Young families under stress

His analysis of June figures shows that more than 80 percent of growing young families with a mortgage face mortgage stress, meaning they pay more than 30 percent of their income on housing.

It also warned that two- and three-year term loans from people lured by pandemic price subsidies would begin to expire later this year and early next.

“In some cases, they’re going up from a 1.99 percent mortgage rate to around 4.5 percent, so that’s a really big move,” North said.

Lady holding a wallet with 20 dollar bills.
Being organized and making simple changes can help you stay within budget.(ABC News: Jessica Hinchliffe)

March quarter data (latest available) from the Australian Prudential Regulation Authority (APRA) shows that residential loans with 30 to 89 days maturity totaled $8.9 billion nationally.

That was a slight increase from the previous quarter, but still trending lower than the previous two years.

Genworth Insurance, which estimates it commands about 40 percent of Australia’s lenders’ mortgage insurance market, warned investors in June that rising interest rates and moderating house prices were expected to lead to increased delinquency and claims.

Mass breaches ‘unlikely’

But not all analysts believe Australia should prepare for a wave of defaults by first-time homebuyers and other households experiencing financial stress.

Director of Curtin University’s Australian Housing and Urban Research Institute Stephen Rowley said that while Australia’s labor market remained strong, he did not expect to see a big rise in default rates.

“Defaults are triggered by life events, such as a relationship breakup and illness, often job loss,” said Dr.
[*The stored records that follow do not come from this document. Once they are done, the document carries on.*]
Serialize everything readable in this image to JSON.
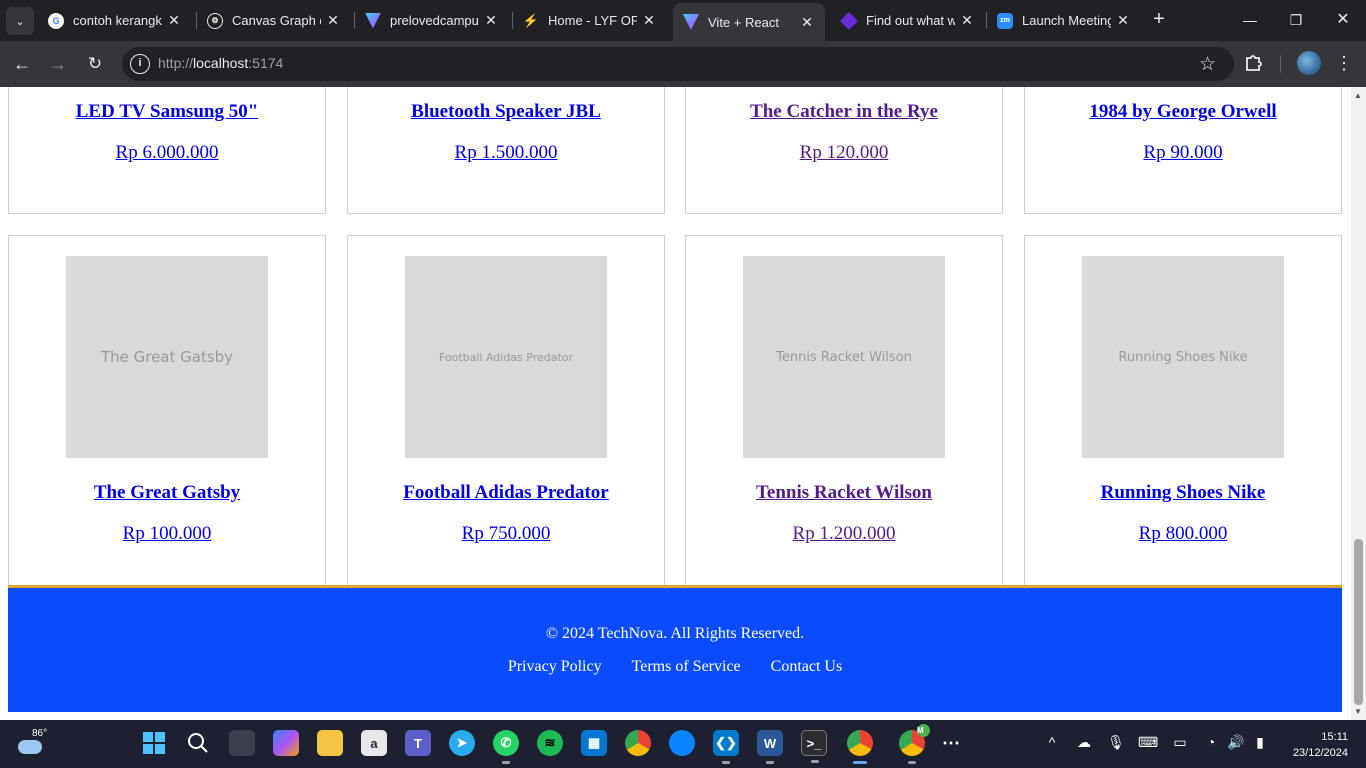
{
  "browser": {
    "tabs": [
      {
        "title": "contoh kerangka",
        "favicon": "google-icon"
      },
      {
        "title": "Canvas Graph d",
        "favicon": "openai-icon"
      },
      {
        "title": "prelovedcampu",
        "favicon": "vite-icon"
      },
      {
        "title": "Home - LYF OFF",
        "favicon": "lyf-icon"
      },
      {
        "title": "Vite + React",
        "favicon": "vite-icon",
        "active": true
      },
      {
        "title": "Find out what w",
        "favicon": "diamond-icon"
      },
      {
        "title": "Launch Meeting",
        "favicon": "zoom-icon"
      }
    ],
    "address": {
      "scheme": "http://",
      "host": "localhost",
      "port": ":5174"
    },
    "zoom_favicon_text": "zm"
  },
  "products_row1": [
    {
      "name": "LED TV Samsung 50\"",
      "price": "Rp 6.000.000",
      "visited": false
    },
    {
      "name": "Bluetooth Speaker JBL",
      "price": "Rp 1.500.000",
      "visited": false
    },
    {
      "name": "The Catcher in the Rye",
      "price": "Rp 120.000",
      "visited": true
    },
    {
      "name": "1984 by George Orwell",
      "price": "Rp 90.000",
      "visited": false
    }
  ],
  "products_row2": [
    {
      "name": "The Great Gatsby",
      "price": "Rp 100.000",
      "image_text": "The Great Gatsby",
      "visited": false
    },
    {
      "name": "Football Adidas Predator",
      "price": "Rp 750.000",
      "image_text": "Football Adidas Predator",
      "visited": false
    },
    {
      "name": "Tennis Racket Wilson",
      "price": "Rp 1.200.000",
      "image_text": "Tennis Racket Wilson",
      "visited": true
    },
    {
      "name": "Running Shoes Nike",
      "price": "Rp 800.000",
      "image_text": "Running Shoes Nike",
      "visited": false
    }
  ],
  "footer": {
    "copyright": "© 2024 TechNova. All Rights Reserved.",
    "links": [
      "Privacy Policy",
      "Terms of Service",
      "Contact Us"
    ],
    "background": "#0a4bff",
    "accent": "#e0a526"
  },
  "taskbar": {
    "weather_temp": "86°",
    "badge": "M",
    "time": "15:11",
    "date": "23/12/2024"
  }
}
Rowley.

“Otherwise, households tend to focus their spending on housing costs and tend to cut back on discretionary spending.

“If we were to get an increase in unemployment and people were struggling to generate the kind of income that they need, then it could be a problem.”

Cascading roofs on a new housing development in Alkimos, Western Australia.
It is not known how many of the more than 800,000 people who suspended their business or mortgage loans during the pandemic are now in a position to start paying.(ABC News: Gian De Poloni)

But he predicted that delays in building new homes would make people reluctant to enter that market in the next two to three years.

“That puts additional pressure on the established market and right now there isn’t a huge amount to buy…so we’ve seen a steady rise in prices over time.

“I think we’re in a very tough market right now…we’ve got a long way to go before we get back to what we think of as sort of a normal market where [there is] a bit of slack in the rental market and a decent offer.